Указанные выше особенности Неаполя найдут отражение в актуальном для М. Волошина «Итальянском путешествии» Гете. С одной стороны, приобщение к городу зна- чит для немецкого гения – преодоление затяжной депрессии и творческого кризиса через слияние с «общей гармонией», ибо «вся провинция (Неаполь и окрестности. – С. К.) уже целое столетие носит почетное название счастливой страны (Компанья Фе-личе)» [Гете, 1879. С. 326]. С другой стороны – во время первого восхождения на Везувий, актуализировавшего страх смерти, Гете-человек «малодушно» заявил о невозможности описания города: «О местонахождении города и его прелестях, которые были так часто описаны и восхвалены, я не скажу ни слова. “Vedi Napoli e poi muori!” – говорят здесь. Взгляни на Неаполь и умри» [Там же. С. 181]. Однако Гете-поэт, через несколько страниц текста преодолевший естественный страх Гете-человека, дает панорамное видение Неаполя:
«Везувий оставался у нас все время слева; он сильно дымил и я внутренне радовался, что я вижу наконец собственными глазами это замечательное явление.

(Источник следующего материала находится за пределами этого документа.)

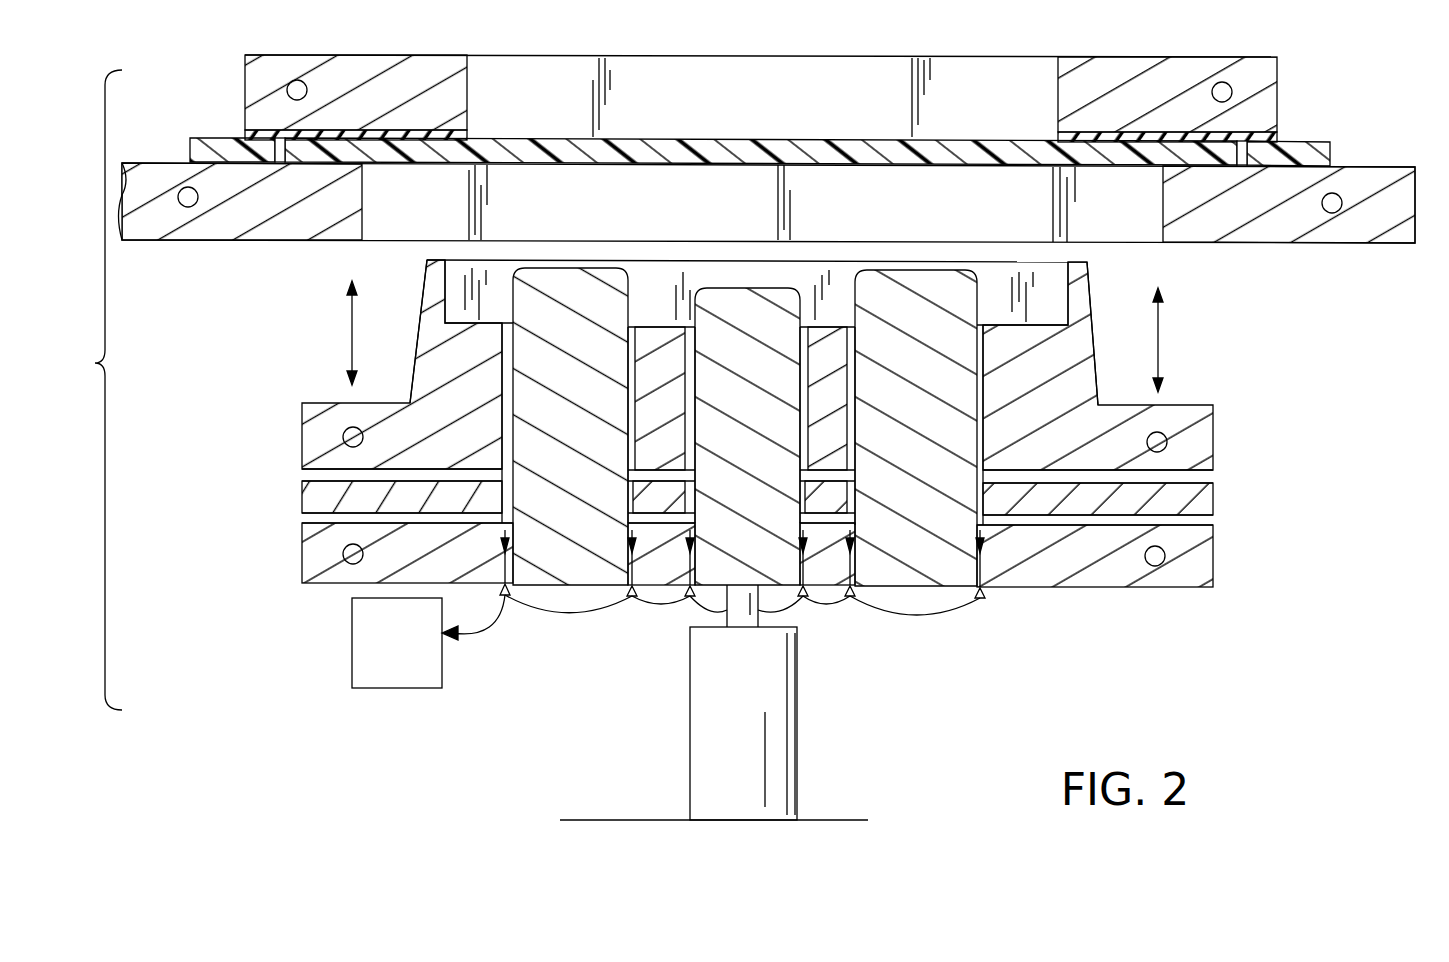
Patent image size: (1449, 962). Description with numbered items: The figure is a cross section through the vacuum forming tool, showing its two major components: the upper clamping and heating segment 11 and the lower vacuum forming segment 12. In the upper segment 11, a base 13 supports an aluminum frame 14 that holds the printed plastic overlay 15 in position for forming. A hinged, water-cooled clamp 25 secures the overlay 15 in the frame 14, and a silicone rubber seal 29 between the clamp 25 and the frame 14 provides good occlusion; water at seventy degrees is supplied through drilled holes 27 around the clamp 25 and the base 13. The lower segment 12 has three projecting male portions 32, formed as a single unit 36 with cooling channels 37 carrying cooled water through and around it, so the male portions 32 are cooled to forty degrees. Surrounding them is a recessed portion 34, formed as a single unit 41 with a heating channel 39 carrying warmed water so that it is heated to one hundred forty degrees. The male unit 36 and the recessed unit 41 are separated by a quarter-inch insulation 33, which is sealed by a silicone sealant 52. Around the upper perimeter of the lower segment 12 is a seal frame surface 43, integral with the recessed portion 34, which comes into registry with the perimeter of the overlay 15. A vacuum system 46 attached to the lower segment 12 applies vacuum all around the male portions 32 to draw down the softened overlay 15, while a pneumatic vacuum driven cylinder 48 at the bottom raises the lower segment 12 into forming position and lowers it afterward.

Небо все более расчищалось и, наконец, солнце жарко нагрело наше тесное, катящееся жилище. Мы приближались к Неаполю при совершенной чистой, светлой атмосфере и очутились действительно в иной стране. Здания с плоскими крышами указывают на другой климат; внутри они должны быть не особенно приветливы. Здесь все живет на улице и сидит на солнце, покуда оно светит. Неаполитанец считает себя обладателем рая и имеет о северных странах самое печальное представление <…>: «Всегда снег, деревянные дома, большое невежество, но денег довольно»» [Там же. С.184].
Поэтическая привилегия на особый взгляд на Неаполь, заданная Гете, формирует особое в и дение города молодым русским поэтом: «Взгляни на Неаполь и постарайся никогда не умирать!» [Волошин, 2006. С. 91] – так поэтически будет перефразирована Волошиным знаменитая формула города. Проницаемость жилища, вскрытие «внутренности жизни», карнавальная составляющая образа города – в этих компонентах Неаполя происходит полное совпадение интерпретации города Гете и Волошина:
«Мы лезли вверх очень долго, сопровождаемые двумя мальчуганами, которые, желая получить от нас незаслуженное сольди, старательно объясняли нам, что город, по которому мы бродим, есть Неаполь и что Италия прекрасная страна. Изредка из-за крыш домов и из-за зелени мелькала то голубая шапка Везувия с легким облачком наверху, то часть залива, то сияющие очертания Капри. Поднявшись до высоты Сан – Эльмо, мы долго сидели на старой крепостной стене, любуясь Неаполем и Везувием, меркнущим в ясных лучах вечернего солнца.
Когда стемнело и над Неаполем полетели по темному небу горящие точки бумажных шаров и на Везувии стали заметны легкие вспышки пламени, мы стали спускаться снова по крутым переулкам к Кьяйе. Все двери на улицу были отворены и сквозь них была видна внутренность итальянской жизни. Многие улицы прямо напоминали комнату, так как всюду перед дверями стоят столы, горят лампы; тут же работают, чешутся, умываются и т.д. Особенно поражает в Неаполе количество женщин и детей» [Там же. С. 96].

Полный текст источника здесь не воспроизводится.